The Darkness is Okay. Eileen Myles at McNally Jackson.
Eileen Myles has been called “our Gertrude Stein” and “a cult figure to a generation of post-punk female writer-performers.” Last night at McNally Jackson Books, I had the pleasure of hearing the iconic Myles read from her new book of essays, The Importance of Being Iceland.
Dustin Kurtz, the Coordinator of Events for the store, walked up to the mic and introduced Myles, although he also said that “she needs no introduction.” He said of her new book that the “scope of her essays is ridiculously large.”
Myles then took the mic. She laughed and said she felt comfortable with Kurtz’s description of her as “ridiculous.” She explained how The Importance of Being Iceland is a sort of “secret-history” that most of her readers don’t know about. Some of these essays were written for publications that never came through, some for blogs, and some just for Myles’s own creative enjoyment.
She then proceeded to read her essay, “On the Road with Bjork.” In the essay, she is in Iceland, driving to a Bjork concert. On the way, she gets into an accident. “It’s you! It was Taylor gaping at me. I was hit by a friend. It felt like good luck, not bad, certainly that we were okay, but even more that we chose to have an accident together. I am still awaiting the significance of this incident.”
She also read her essay “A Recipe for Lesbian Brain,” “Taylor Meade’s Apartment,” and a couple of blog posts and art criticisms. After the reading, there was a question and answer period. Kurtz asked about her “non sequitur” and if it take a lot of effort to write that way or if it’s what’s going on in her head. Myles said that the hard part is “to get back” from all the tangents she goes off on. “The road is littered like Taylor’s apartment.” Her sloppiness is her intention. She “juggle[s] it so you don’t get completely lost.” Myles said, “The reader should get nervous, but not very nervous. The darkness, the banishment is okay.”
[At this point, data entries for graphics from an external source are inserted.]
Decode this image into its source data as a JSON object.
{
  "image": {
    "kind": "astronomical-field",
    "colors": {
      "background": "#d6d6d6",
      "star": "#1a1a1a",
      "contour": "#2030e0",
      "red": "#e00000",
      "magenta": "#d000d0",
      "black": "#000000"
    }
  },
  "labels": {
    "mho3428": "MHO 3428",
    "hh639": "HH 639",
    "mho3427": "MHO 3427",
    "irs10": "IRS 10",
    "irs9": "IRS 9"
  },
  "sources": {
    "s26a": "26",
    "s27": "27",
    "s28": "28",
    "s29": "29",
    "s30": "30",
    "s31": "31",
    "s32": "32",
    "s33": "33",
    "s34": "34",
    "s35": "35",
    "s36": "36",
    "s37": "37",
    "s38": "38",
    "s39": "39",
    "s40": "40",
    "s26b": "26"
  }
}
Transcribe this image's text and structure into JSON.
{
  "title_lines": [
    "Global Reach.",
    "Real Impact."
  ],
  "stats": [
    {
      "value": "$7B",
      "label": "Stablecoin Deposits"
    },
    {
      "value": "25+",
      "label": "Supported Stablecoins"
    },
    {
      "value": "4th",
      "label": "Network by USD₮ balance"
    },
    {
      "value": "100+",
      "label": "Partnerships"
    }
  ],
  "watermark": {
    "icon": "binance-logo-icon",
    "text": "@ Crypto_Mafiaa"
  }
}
Kurtz also asked Myles how she got involved in art criticism. She explained how she always loved art and how it had an energy outside of poetry. She quoted one of her friends who told her, “Don’t be a loser drug addict poet. Be an art-critic poet.”
With regard to another audience member’s question, Myles discussed how life in California is different from life in New York City. In L.A, she used time in the car as writing time with her tape recorder. When she came back to New York, she had to learn how to write poetry in a New York way all over again. And when she did learn, her poems were different from the way they were pre-CA. When an audience member asked, “How do you know if a poem is finished?”, Myles quickly responded, “If it stops shaking.”
Seeing Eileen Myles read in person was an incredibly memorable experience. When she reads, she doesn’t just read. She performs. I agree with McNally Jackson’s event page, “Myles is a literary legend you’ll have to experience in person.” True, her writing stands very well on its own. But with her performance, it became so much more of an experience.
Just as with her essays, Myles went off on tangents when she spoke. At one point, she told the audience a story about how she thinks she had sex with an artist in the ‘70‘s who is now famous, or maybe it was his brother. Either way, it was freaky sex. She joked that maybe that’s why she became a lesbian: “I think I’ll be a lesbian. It can’t be any weirder than this.” Myles even had a sense of humor about herself. When a customer in the McNally Jackson Cafe walked off after her first essay, she just laughed it off and said, “Yea, this is nice, but I’m going to go now.”
I am very glad I got to see Myles read. She even signed my two books of hers, The Importance of Being Iceland and Sorry, Tree. Myles is a very talented writer, poet, and performer. The world should have more creative geniuses like her. Our city needs talent like hers.